If you are trying to prove that, ignoring the layout and lights of the scene, deeper paths contribute less to the overall equation, then you could try ignoring Le and assuming it is always 1. You are then trying to prove:

$$ \int_\Omega fr(...)cos\theta_1 > \int_{\Omega^2}fr(...)cos\theta_1fr(...)cos\theta_2 $$ or $$ \int_{\Omega_1} fr(...)cos\theta_1 dw_1 > \int_{\Omega_1} fr(...)cos\theta_1\int_{\Omega_2} fr(...)cos\theta_2 dw_2 dw_1 $$

We also know that if the fr is energy conserving:

$$ 0 \leq \int fr(...) \leq 1 $$

And if 0 < cos < 1 we can say that:

$$ 0 \leq \int fr(...)cos\theta \leq 1 $$

Substituting this knowlege into the equation into the inner integration of the right hand side doesnt give us much, as it could always be equal to 1 which would give us:

$$ \int_{\Omega_2} fr(...)cos\theta_2 dw_2 = 1 $$ $$ \int_{\Omega_1} fr(...)cos\theta_1 dw_1 > \int_{\Omega_1} fr(...)cos\theta_1 dw_1 $$

which disproves your idea.

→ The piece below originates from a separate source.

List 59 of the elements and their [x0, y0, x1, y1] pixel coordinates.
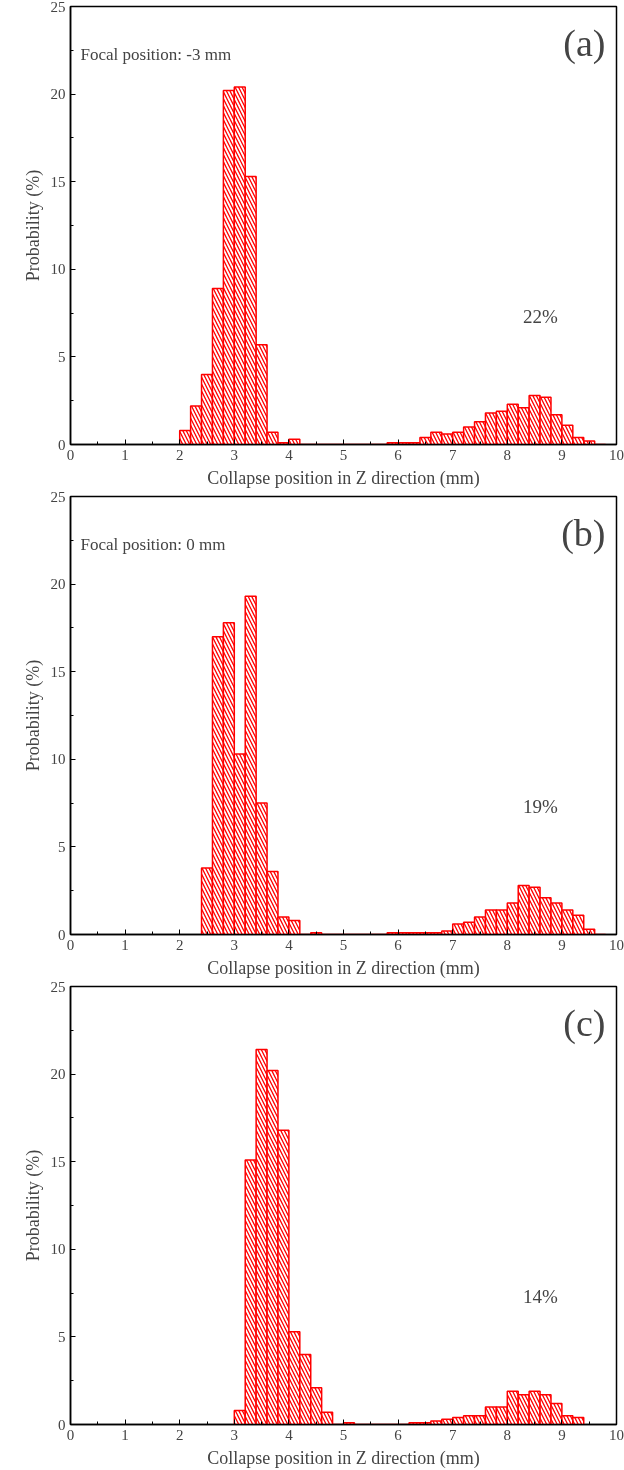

However if your bxdf is never perfectly energy conserving, eg:

$$ 0 \leq \int fr(...) < 1 $$

I think subsitituting this in does prove the above as we get something like:

$$ 0 \leq n(w) < 1 $$ $$ \int_{\Omega_1} fr(...)cos\theta_1 dw_1 > \int_{\Omega_1} fr(...)cos\theta_1 n(w)dw_1 $$

As each term can only be less than the integral on the left.

Hopefully my math is okay here I might have made a mistake. You may need to clean it up and do some more formal proofs. I am sorry if this still doesnt help answer your question.